A review in University of Chicago's student newspaper, The Chicago Maroon, is more about what the performance does than the invividual actors or their performances.
R&J opens with the bedtime prayer routines at a Catholic boarding school. The real story begins only after the lights flicker out. The girls leap out of bed and race each other up and down the stairs to find a place to rehearse in.…
The first lines of Shakespeare’s play are delivered with such vigor and energy that...[t]ragedy is reduced to comedy.
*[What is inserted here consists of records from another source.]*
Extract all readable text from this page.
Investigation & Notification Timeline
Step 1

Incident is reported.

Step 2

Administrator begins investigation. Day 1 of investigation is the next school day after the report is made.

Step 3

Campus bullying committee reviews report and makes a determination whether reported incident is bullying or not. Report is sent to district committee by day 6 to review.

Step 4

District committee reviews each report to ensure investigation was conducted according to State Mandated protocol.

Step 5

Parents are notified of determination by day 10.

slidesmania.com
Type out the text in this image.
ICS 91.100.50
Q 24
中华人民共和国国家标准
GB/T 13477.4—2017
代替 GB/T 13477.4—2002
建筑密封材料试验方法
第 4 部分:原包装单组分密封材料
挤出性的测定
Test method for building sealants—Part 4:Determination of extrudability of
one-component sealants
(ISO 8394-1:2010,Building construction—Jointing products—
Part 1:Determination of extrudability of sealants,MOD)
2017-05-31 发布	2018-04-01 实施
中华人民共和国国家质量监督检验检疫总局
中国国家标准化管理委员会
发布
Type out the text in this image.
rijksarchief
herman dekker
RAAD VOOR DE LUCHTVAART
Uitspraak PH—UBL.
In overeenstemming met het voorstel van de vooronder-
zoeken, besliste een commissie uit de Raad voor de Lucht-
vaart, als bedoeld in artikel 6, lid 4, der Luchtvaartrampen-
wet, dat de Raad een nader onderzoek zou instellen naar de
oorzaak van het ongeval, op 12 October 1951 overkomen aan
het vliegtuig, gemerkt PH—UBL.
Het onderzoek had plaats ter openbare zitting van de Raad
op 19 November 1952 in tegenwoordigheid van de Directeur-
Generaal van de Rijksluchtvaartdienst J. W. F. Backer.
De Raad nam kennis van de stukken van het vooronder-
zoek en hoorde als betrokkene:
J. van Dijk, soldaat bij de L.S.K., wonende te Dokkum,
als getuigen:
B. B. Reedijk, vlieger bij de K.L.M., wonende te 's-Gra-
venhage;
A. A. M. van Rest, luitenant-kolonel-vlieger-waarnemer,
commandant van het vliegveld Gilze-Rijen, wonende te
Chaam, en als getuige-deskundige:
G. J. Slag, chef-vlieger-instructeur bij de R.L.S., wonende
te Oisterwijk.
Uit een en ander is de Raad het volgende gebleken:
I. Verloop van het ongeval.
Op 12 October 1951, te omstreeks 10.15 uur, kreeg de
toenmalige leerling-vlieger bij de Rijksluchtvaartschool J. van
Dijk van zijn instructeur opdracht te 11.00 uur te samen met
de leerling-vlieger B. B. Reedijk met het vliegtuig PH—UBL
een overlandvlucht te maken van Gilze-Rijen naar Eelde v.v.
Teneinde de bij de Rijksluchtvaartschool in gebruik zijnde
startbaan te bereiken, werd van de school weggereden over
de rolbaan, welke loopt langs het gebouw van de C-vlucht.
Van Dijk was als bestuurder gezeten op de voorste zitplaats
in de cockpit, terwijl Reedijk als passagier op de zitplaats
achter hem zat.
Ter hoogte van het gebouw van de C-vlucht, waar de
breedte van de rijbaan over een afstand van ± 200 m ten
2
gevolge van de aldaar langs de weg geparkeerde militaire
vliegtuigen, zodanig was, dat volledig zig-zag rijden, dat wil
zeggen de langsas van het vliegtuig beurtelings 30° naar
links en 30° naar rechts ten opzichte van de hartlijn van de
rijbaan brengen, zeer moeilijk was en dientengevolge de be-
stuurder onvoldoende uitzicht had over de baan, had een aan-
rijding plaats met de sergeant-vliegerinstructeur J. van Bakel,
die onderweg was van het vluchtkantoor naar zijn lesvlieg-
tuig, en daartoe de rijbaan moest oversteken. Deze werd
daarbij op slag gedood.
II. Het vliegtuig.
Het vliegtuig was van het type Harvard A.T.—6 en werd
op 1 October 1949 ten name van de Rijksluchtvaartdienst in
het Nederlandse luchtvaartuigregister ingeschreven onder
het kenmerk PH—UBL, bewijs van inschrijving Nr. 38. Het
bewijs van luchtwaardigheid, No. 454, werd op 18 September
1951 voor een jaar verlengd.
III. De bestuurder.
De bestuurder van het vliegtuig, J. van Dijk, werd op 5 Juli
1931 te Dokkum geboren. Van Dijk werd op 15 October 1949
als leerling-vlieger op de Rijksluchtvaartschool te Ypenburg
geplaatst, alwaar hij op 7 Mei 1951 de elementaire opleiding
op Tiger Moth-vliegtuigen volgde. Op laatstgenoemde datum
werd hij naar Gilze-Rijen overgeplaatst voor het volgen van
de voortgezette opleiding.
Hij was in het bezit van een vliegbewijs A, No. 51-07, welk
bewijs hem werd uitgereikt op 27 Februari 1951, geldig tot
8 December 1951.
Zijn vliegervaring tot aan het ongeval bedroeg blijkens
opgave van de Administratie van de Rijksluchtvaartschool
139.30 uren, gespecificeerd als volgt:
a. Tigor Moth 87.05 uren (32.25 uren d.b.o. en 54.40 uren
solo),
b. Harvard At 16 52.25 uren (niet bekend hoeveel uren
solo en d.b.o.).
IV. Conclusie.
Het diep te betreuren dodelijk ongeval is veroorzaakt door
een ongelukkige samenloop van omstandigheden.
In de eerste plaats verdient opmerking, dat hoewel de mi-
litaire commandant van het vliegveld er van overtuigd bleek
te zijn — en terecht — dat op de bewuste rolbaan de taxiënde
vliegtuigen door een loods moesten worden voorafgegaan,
....this is not meant to be a faithful recreation of the play, but a group of adolescents’ exploration of their identities through the medium of the play. There are no fixed positions or identities in this production; every girl takes on an assortment of roles, and we are expected to fill in the blanks ourselves. Tybalt is the Nurse, Mercutio is Friar Lawrence, and the transitions between these roles are jarring at times. Yet the fluidity of roles—made necessary by the deliberately small cast of four—perfectly encapsulates the timelessness of the play: you do not have to be a Montague or a Capulet to experience the agony of unrequited love.
...They tackle the initial scenes with comical exaggeration and slapstick, but as the play progresses, they become consumed by the fervor of the romance and the tragedy....[T]he consummation of Juliet and Romeo’s marriage is also delightfully subtle and tasteful. In stark contrast to the suggestive play-fighting staged during the earlier acts, the two lovers share a kiss under a red veil that symbolizes their desire for each other....But then the red veil takes on a double meaning as it gradually descends over the lovers: its redness is suggestive of their love, yet it covers them, shielding their lovemaking—and their love—from the audience. It reminded me of the dark velvet curtains that protects the actors standing in the wings of a stage from the scrutiny of their audiences. In this world, the girls choose Romeo and Juliet as their cover, hiding themselves from the judgment and shame of adolescence with a veil of fiction.
Tbh this sounds potentially even more interesting, conceptually, if far less polished, than even London or Broadway -- the distinguished casting apart. If anyone here gets to see either, it would be nice to hear.
....and in Baltimore
Right now the Chesapeake Shakespeare Company is puttin on a version set "in gritty 1975 Baltimore."
Shakespeare Company and Director Gerrad Alex Taylor have funkdafied this classic. It’s a hit with more soul than you can control.
In this Romeo and Juliet, soulful hit songs like “Fight the Power” and “Get Down Tonight” blast from a jukebox. In this Romeo and Juliet, it’s soon after the Vietnam War, and the women’s and gay rights are in dispute.
That one I might even have a chance to see.
While reviewer William Powell reminds (or informs) us:
The story can be traced back as far as a 1476 tale by Masuccio Salernitano. Luigi da Porto wrote a version of Salernitano’s tale in 1525, and Matteo Bandello adapted that version in 1554. Then there was Pierre Boaistuau’s 1559 version and Arthur Brooke’s 1562 version.
Coincidentally and by the bye, here on DK, Angmar last Friday led a discussion about the nature of time, more scientific and philosophical than poetic, which led to some interesting discussion. And The Conversation carried a piece suggesting that "logic alone" could prove Time doesn't exist.
Which might prove all Shakespeare's angst about time either illusory or trivial, if -- but I leave that to you. ;-)
Meanwhile, Happy Birth/Deathday to the deathless dead poet par excellence, and to the works, which carry on, ever taken up by other minds and other hands.